The fourth-generation, multi-core AI engine can pull off more than 7 trillion operations per second, which is a 3x performance improvement compared to its predecessor. There’s also a dedicated Tensor Accelerator, a 50% increase in arithmetic logic units, upgrades to the Neural Processing SDK and improvements to Google’s NN-API, the Hexagon NN and the Qualcomm Math Library.
In application, improvements to the AI capabilities of the platform allow for things like Google Translate, image recognition and contextualization, and new retail experiences wherein AR places objects, a new couch perhaps, into your living room.
Google’s Rajan Patel, senior director of engineering, described the collaborative work between the two companies and said, “With the Snapdragon 855, this is able to turn your phone’s camera from a tool to capture memories to a window into the world around you.” As Patel was leaving the stage and Brotman was returning, the pair bumped it and blew it up.
Imaging
The image signal processing capability of Snapdragon 855 “rivals the image quality you can get on a DSLR,” Senior Director of Product Management Judd Heape said. “All of the things we do in the CPU, DSP and GPU are really great and really help the camera out. For the first time, what we’re doing is moving the computer vision and computational photography…and putting them in the hardware. We can do a lot of stuff much faster.”
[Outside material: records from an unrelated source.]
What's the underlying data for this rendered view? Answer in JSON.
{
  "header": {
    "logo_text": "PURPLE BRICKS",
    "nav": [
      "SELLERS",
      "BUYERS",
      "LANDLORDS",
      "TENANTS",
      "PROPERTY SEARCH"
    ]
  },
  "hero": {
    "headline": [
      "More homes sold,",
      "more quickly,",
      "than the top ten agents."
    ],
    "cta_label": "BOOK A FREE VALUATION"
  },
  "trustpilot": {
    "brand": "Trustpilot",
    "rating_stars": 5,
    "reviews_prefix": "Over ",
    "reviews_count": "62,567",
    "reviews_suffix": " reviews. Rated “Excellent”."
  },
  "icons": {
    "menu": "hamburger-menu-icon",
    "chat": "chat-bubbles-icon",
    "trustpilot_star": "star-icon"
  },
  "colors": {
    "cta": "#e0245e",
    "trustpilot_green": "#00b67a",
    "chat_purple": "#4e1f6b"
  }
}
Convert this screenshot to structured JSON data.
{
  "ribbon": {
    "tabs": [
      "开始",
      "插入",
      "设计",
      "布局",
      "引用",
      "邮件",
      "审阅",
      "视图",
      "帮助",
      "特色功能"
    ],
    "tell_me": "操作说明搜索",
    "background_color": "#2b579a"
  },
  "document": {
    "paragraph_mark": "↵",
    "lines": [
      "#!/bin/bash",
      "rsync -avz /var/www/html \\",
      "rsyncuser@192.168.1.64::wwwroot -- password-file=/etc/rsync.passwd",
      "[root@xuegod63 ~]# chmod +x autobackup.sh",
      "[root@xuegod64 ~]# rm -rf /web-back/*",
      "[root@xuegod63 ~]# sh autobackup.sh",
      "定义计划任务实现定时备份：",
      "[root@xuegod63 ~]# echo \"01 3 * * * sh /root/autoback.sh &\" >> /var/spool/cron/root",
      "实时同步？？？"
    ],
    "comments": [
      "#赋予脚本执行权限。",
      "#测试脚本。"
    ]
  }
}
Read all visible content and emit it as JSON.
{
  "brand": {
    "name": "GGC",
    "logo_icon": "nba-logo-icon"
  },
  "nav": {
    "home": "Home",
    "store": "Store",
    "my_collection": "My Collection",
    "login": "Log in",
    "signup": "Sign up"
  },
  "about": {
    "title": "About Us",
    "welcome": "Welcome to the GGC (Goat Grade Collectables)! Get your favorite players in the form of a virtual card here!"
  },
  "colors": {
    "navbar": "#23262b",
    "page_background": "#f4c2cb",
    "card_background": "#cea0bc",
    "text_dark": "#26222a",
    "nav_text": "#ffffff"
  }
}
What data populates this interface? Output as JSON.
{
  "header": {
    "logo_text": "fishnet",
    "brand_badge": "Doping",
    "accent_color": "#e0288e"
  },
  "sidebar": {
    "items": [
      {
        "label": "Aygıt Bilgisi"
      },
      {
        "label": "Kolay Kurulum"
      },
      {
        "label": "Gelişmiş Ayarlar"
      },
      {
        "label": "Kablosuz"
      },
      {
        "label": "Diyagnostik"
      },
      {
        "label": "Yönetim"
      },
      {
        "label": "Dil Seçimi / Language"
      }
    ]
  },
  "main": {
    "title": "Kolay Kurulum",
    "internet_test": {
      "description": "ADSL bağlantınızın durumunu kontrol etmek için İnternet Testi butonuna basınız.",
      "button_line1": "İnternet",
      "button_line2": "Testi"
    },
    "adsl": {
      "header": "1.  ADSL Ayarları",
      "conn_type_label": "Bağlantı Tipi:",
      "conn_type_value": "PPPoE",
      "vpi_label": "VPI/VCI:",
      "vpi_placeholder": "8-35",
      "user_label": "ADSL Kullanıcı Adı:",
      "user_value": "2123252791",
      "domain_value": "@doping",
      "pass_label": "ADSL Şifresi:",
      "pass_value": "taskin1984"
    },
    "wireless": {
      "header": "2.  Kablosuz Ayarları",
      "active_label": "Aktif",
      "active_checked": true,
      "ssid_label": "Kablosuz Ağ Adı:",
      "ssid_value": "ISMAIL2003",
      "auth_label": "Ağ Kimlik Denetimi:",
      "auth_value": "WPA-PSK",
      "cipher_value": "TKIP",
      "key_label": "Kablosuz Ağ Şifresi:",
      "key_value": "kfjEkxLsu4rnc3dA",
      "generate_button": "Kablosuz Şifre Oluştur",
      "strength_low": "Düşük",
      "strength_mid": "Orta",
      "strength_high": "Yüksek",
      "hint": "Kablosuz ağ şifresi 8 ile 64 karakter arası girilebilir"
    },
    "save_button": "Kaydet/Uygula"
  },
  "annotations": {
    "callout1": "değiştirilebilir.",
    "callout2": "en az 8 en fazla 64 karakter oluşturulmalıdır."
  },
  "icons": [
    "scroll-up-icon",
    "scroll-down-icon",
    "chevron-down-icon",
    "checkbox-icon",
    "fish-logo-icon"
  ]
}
Some of the key features of the Spectra 380 ISP, in addition to significantly improved performance and decreased power consumption, are depth sensing for real-time video capture, object classification and object segmentation in 4K HDR at 60 frames per second. The new ISP is the first announced that captures video in HDR 10+, and offers the ability to save and send images or video in an HEIF format rather than JPG.
Entertainment
Snapdragon 855 is designed to provide immersive gaming, cinematic and extended reality experiences. At a time when you can’t ride the train without seeing someone double pumping through Fortnite, coupled with the massive revenue generation associated with mobile gaming, Qualcomm pushed the Snapdragon Elite Gaming Experience solution, which comprises cinematic color grading in HDR, filmic tone-mapping, PBR and the Vulkan 1.1 graphics library.
Another key aspect of the mobile gaming experience comes with 5G–reduced latencies allow for more dynamic, responsive game play and should make for very smooth melee.
For movies, the ISP’s support for HDR10+ also includes video playback, which is a first for mobile, and updated video decoding can extend watch time by upping energy efficiency. XR draws on the aforementioned capabilities to support immersive AR/VR experiences at up to 8K resolutions.